Victor Meseguer 1 , Yeranddy A. Alpizar 2 , Enoch Luis 1 , Sendoa Tajada 3 , Bristol Denlinger 1 , Otto Fajardo 1 , Jan-Albert Manenschijn 1 , Carlos Fernández-Peña 1 , Arturo Talavera 2 , 4 , Tatiana Kichko 5 , Belén Navia 6 , Alicia Sánchez 2 , Rosa Señarís 6 , Peter Reeh 5 , María Teresa Pérez-García 3 , José Ramón López-López 3 , Thomas Voets 2 , Carlos Belmonte 1 , Karel Talavera 1 , 2 , 7 , Félix Viana a , 1 , 7
20 January 2014
Gram-negative bacterial infections are accompanied by inflammation and somatic or visceral pain. These symptoms are generally attributed to sensitization of nociceptors by inflammatory mediators released by immune cells. Nociceptor sensitization during inflammation occurs through activation of the Toll-like receptor 4 (TLR4) signalling pathway by lipopolysaccharide (LPS), a toxic by-product of bacterial lysis. Here we show that LPS exerts fast, membrane delimited, excitatory actions via TRPA1, a transient receptor potential cation channel that is critical for transducing environmental irritant stimuli into nociceptor activity.
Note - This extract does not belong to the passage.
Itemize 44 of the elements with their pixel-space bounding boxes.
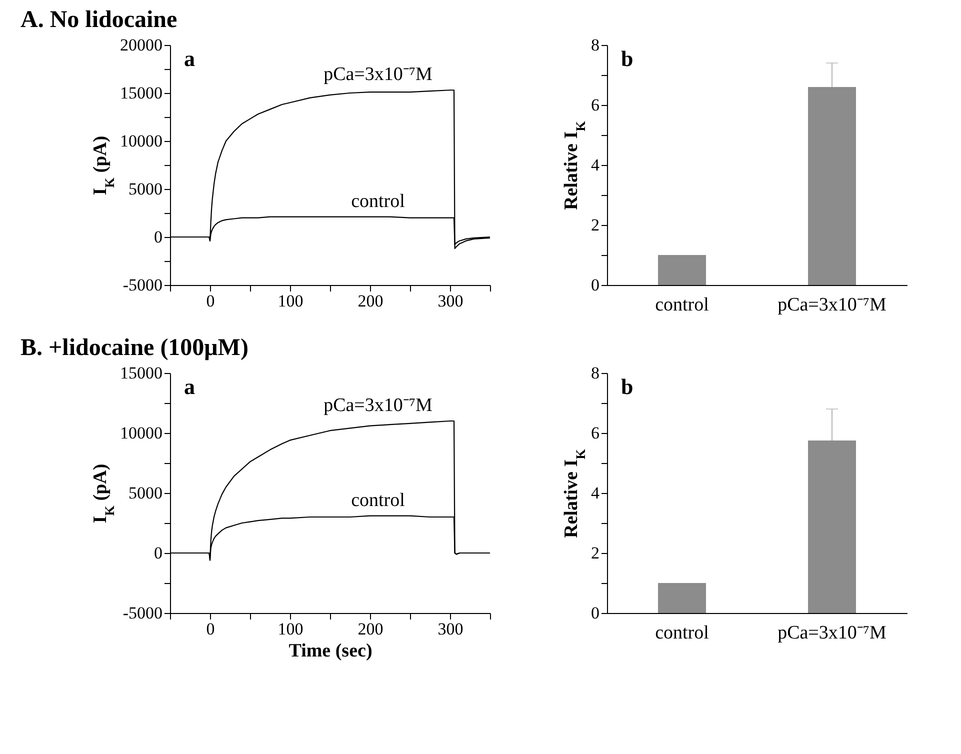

Moreover, we find that pain and acute vascular reactions, including neurogenic inflammation (CGRP release) caused by LPS are primarily dependent on TRPA1 channel activation in nociceptive sensory neurons, and develop independently of TLR4 activation. The identification of TRPA1 as a molecular determinant of direct LPS effects on nociceptors offers new insights into the pathogenesis of pain and neurovascular responses during bacterial infections and opens novel avenues for their treatment.
Gram-negative bacterial infections can often cause inflammation and pain. Meseguer et al. show that the inflammation and pain result from the direct activation of nociceptor TRPA1 channels by lipopolysaccharide, a major component of the outer membrane of Gram-negative bacteria.